At the release of a fact-finding report here on Friday, Raja, who was at the protest site recently, said the memorandum of understanding (MoU) with Korean steel major POSCO had expired in June 2010. “A fresh MoU has not been signed. How can the Government take over the land without that?” he asked.

Madhuresh Kumar, National Organiser of the National Alliance of People’s Movement, said the protesters would explore the option of seeking legal recourse, and if need be even revoke international laws in this regard.

The fact-finding team, mainly consisting of members of the legal fraternity, said they were informed that about 230 cases, many of which were false, had been filed against about 2,000 villagers who had been protesting against the land acquisition since the past seven years. As a result, the villagers cannot move out of the villages.

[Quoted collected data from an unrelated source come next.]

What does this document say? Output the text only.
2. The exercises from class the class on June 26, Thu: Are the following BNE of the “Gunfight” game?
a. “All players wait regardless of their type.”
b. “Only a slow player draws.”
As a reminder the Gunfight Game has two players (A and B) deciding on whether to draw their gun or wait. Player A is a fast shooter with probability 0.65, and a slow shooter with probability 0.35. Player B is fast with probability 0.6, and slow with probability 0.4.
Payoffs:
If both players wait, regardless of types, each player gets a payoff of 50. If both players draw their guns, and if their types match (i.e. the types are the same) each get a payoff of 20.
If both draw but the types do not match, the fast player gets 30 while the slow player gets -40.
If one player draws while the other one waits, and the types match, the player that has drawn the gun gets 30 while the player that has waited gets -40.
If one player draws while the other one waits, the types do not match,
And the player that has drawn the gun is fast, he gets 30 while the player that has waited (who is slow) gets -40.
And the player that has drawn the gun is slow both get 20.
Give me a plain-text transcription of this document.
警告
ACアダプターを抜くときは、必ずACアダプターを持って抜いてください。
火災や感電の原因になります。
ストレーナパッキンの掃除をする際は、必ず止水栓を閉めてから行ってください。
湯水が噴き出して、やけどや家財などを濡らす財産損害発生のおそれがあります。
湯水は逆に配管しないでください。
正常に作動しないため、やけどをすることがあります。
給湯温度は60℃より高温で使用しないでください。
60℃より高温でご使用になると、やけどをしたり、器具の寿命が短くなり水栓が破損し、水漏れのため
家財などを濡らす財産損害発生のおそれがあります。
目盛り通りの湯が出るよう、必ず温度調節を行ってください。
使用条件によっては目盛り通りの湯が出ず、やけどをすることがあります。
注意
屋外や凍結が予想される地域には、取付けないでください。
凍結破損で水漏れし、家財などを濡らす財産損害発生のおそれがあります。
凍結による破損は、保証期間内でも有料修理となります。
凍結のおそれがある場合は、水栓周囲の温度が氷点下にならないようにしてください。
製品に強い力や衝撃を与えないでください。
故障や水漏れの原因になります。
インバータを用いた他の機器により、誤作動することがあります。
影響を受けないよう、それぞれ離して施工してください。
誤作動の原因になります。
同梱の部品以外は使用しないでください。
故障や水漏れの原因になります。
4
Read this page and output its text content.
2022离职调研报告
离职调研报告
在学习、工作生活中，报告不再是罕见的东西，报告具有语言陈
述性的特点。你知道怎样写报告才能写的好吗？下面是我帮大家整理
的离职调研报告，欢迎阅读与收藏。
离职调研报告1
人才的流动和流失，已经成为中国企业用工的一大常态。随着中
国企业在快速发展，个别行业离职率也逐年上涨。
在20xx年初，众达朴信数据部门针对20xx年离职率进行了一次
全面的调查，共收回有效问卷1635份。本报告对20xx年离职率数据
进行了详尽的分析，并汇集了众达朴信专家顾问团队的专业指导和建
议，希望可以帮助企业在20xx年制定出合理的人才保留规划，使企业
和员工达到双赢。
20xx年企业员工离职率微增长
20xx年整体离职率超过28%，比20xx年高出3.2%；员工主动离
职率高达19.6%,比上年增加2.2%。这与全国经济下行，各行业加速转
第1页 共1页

“There are no cases or actions against the police or hired goons who entered villagers’ homes and beat them up or destroyed their livelihood by ripping apart betel leaf vines,” said senior lawyer Prashant Bhushan.

Calling for respecting dissent rather than criminalising it, the fact-finding team demanded that the Government should withdraw all criminal cases on protesting villagers and order an enquiry into the “abuse of the criminal system to target villagers and take necessary action against the officials concerned”.

On the Government’s claim that some villagers had already taken compensation for land, Raja demanded that a joint committee be set up, with local representation, to verify claims made on both sides.